Illinois courts have applied an exception to the “natural accumulations” rule where a store owner, who generally has no duty to remove tracked-in water, can be liable if the plaintiff proves that “the material used in the flooring is especially slippery and dangerous when wet.” Lee v. Phillips Petroleum Co., 2001 WL 604189 at *6 (N.D. Ill. May 31, 2001), citing Buscaglia v. United States, 25 F.3d 530 (7th Cir. 1994) (recognizing exception that the composition of the floor, either by itself or in combination with an accumulation of water, could be basis for liability); Lohan, 140 Ill. App. 3d 171 (finding that store owners had no duty to remove tracked-in rainwater, absent allegations that materials used in the floor were particularly slippery and dangerous when wet); Sommese v. Maling Bro’s, Inc. 36 Ill. 2d 263, 266 (Ill. 1966) (holding “it was a jury question as to whether the defendant knew or should have known that the material used in the composition of the floor, upon becoming wet and damp, became very slippery and dangerous and that the defendant failed to warn the person lawfully on its premises of its unsafe condition).

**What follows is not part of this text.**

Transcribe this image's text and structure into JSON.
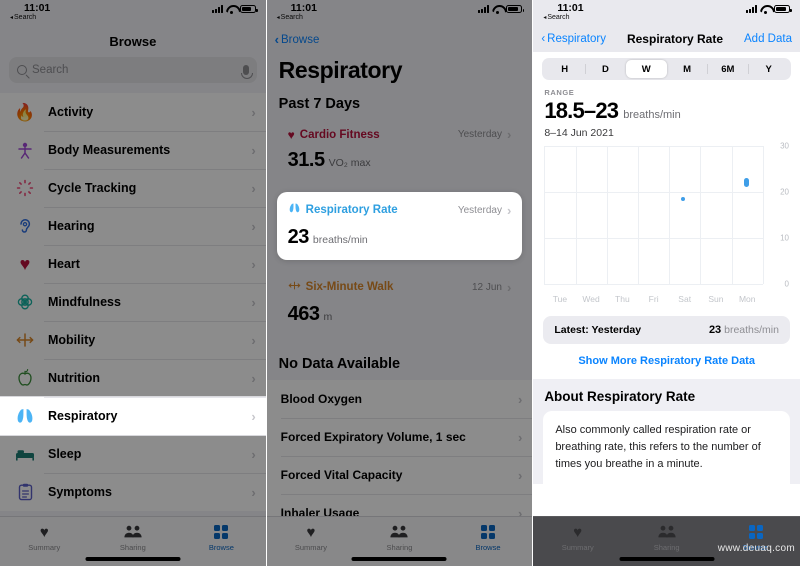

In Lee, the plaintiff brought a negligence action after he slipped and fell on the tile inside the entrance door to a defendant-owned gasoline station/convenience market. 2001 WL 604189 at *1 (N.D. Ill. May 31, 2001). The defendant moved for summary judgment, arguing that it cannot be held liability based on the “natural accumulations” rule. The plaintiff’s expert, Mr. Eugene Holland, testified that the tile used, “which showed a borderline tendency between slipperiness and non-slipperiness, and the flat surface of the threshold itself, are hazardous to business invitees. Id. at *3. The court stated that although there “might not be liability if Defendant had a floor of common accepted design, as the case law shows, some slight direct evidence of a defect in flooring is enough to send the case to a jury.” Id., citing Tracy v. Village of Lombard, 116 Ill. App. 3d 563 (Ill. App. Ct. 1983). Accordingly, the court held the plaintiff presented sufficient evidence – “consisting mainly of expert testimony” – to fall under the exception to the natural accumulation rule, and denied the defendant’s motion for summary judgment.
Qualified personal injury lawyers in Chicago must become familiar with this case law before bringing an action arising out of a slip and fall on a wet surface. To survive a motion for summary judgment, plaintiffs must show, through expert testimony, that the flooring on which the plaintiff slipped and fell was made of a material, which became especially slippery and dangerous when wet. Therefore, preferably prior to filing a lawsuit, the personal injury lawyer should retain an expert to perform a “coefficient of friction test” on the tile flooring at issue.